Таким вот образом, в Средние века церковники сделались наследниками философов античности, и, можно сказать, Католическая Церковь заняла место Академии и Лицея; ее отношение определяло теперь весь культурный климат и направление образования. Отсюда и важность Августина, который был не только самым влиятельным церковником раннего средневековья, основной вдохновитель Папства как наднационального верховного органа и изобретатель правил монашеского общежития; но, более всего, живой символ непрерывности между исчезнувшей древней и нарождающейся новой цивилизацией.

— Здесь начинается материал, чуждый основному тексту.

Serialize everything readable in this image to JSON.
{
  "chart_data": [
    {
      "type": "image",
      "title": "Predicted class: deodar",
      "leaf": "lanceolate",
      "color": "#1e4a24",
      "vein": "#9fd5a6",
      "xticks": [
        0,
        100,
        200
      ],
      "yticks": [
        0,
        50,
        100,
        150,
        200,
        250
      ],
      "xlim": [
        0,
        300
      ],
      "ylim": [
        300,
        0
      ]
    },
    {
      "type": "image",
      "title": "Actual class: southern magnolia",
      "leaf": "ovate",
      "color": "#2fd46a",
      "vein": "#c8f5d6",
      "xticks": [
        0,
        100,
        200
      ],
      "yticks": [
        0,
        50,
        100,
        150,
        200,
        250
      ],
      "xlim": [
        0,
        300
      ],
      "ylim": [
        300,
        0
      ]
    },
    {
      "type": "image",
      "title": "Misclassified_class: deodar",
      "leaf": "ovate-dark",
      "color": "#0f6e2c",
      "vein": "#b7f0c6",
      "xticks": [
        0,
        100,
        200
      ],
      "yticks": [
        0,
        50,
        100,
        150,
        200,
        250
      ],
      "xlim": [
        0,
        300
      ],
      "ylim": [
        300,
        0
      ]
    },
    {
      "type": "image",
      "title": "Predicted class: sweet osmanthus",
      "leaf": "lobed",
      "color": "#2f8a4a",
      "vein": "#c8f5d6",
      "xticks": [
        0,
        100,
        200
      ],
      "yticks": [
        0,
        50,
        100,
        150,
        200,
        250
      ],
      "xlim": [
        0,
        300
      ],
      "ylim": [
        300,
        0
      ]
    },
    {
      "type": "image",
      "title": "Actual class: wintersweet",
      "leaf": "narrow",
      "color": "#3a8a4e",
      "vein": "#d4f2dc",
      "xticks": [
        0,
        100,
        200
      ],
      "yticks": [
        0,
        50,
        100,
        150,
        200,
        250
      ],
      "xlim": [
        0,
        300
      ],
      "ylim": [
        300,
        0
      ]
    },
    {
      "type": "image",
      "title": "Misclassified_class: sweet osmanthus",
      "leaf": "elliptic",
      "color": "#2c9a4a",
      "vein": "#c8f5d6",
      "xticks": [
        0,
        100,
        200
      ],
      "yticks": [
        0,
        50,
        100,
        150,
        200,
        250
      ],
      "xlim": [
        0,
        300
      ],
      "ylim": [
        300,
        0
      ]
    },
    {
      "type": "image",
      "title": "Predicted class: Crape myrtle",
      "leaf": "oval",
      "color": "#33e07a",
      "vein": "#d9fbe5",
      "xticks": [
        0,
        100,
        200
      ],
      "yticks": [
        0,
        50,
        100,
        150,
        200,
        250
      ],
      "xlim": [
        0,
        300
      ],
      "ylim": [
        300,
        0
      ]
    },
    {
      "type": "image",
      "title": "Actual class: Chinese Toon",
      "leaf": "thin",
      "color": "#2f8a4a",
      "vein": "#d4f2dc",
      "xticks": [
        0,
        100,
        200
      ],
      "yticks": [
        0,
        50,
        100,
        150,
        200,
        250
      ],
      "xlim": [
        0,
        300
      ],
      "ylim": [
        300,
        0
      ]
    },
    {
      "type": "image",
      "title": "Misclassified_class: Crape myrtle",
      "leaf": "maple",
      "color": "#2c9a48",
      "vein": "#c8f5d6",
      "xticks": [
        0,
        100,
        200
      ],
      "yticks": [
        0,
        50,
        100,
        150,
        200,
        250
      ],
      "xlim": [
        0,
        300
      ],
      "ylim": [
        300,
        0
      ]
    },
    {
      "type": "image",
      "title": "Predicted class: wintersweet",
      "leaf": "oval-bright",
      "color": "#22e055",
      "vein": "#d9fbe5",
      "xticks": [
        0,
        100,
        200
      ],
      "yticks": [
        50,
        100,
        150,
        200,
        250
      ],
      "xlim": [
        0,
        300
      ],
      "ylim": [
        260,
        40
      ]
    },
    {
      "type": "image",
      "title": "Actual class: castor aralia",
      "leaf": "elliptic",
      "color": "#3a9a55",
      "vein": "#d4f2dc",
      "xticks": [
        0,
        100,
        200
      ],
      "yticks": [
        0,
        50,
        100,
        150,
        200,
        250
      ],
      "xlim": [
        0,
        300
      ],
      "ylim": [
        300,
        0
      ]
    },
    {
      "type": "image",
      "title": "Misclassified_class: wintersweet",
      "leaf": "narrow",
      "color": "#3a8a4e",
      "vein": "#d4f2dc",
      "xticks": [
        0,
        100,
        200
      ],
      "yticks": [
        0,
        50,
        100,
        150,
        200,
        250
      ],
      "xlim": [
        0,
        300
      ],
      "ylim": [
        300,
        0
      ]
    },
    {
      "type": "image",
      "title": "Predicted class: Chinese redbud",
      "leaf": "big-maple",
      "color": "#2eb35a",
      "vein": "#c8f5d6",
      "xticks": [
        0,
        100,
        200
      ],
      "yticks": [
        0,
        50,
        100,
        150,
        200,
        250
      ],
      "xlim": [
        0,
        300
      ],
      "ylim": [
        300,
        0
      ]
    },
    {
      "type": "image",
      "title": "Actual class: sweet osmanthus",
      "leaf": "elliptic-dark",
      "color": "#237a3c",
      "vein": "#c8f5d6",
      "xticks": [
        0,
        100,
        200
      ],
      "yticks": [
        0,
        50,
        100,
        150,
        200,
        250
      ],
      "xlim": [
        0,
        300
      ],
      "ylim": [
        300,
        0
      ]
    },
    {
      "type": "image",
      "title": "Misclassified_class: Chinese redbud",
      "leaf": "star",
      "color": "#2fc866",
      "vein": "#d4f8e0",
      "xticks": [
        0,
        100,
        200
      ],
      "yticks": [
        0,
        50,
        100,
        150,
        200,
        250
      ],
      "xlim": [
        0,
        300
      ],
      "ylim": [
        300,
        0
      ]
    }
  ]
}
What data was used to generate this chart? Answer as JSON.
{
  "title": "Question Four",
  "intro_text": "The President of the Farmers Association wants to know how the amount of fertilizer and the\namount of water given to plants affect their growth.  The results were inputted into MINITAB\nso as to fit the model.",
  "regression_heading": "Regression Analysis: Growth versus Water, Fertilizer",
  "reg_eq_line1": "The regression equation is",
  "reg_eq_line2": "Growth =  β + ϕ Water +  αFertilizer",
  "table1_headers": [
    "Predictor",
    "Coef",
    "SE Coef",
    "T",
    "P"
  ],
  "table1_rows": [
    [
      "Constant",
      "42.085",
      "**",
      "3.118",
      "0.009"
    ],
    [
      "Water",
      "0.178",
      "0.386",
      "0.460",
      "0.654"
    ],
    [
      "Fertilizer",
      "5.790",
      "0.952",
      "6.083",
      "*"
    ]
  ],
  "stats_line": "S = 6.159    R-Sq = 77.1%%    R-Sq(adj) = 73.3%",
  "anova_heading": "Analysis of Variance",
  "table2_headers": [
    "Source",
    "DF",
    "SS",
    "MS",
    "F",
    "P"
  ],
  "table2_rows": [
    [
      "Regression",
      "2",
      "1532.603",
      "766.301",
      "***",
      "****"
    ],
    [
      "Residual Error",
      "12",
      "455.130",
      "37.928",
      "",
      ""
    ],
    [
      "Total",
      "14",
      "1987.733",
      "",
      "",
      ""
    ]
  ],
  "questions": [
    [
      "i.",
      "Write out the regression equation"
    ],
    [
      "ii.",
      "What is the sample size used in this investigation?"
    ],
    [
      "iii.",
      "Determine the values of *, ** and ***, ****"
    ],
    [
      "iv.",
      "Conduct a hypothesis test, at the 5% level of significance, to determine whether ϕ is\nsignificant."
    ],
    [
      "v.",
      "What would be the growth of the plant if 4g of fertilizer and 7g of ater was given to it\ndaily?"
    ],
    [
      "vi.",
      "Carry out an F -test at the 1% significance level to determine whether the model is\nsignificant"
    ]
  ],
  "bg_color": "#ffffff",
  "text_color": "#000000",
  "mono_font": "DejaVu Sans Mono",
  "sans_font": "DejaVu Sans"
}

Современный католический философ оправданно заявил, что Августин был "в большей степени, чем какой-либо император или варварский военачальник, творцом истории и строителем моста, что вел от старого мира – к новому"[77].
2. Мост, ведущий к Граду
Трагедия заключается в выборочной натуре того дорожного движения, которое началось на мосту, выстроенном Августином. У застав Града Божия, весь транспорт, везущий сокровища древнего знания, красоты и надежды, заворачивался, поскольку все языческие добродетели были "развращены с присутствием непристойных и гадких дьяволов…". Так что пускай Фалес прощается со своей водой, Анаксимен – с воздухом, стоики – со своим огнем, а Эпикур – со своими атомами"[78].
И они прощались, расставались. Только лишь Платону с его учениками было разрешено пройти по мосту, и их приветствовали в Граде, ибо им было известно, что знание нельзя получить посредством телесных глаз, и это они прибавили аллегорическое дополнение к "Книге Бытия": Адам, изгнанный из Рая, должен был направиться прямиком в платоновскую Пещеру, чтобы вести существование закованного в цепи троглодита.
Более же всего приветствовалось презрение неоплатоников ко всем видам знаний. От них Августин "вывел убеждение, которое сам он передал последующим поколениям на многие столетия, что единственный желательный вид знаний, это знание Бога и души, и что нет никакой выгоды в исследовании царства Природы"[79].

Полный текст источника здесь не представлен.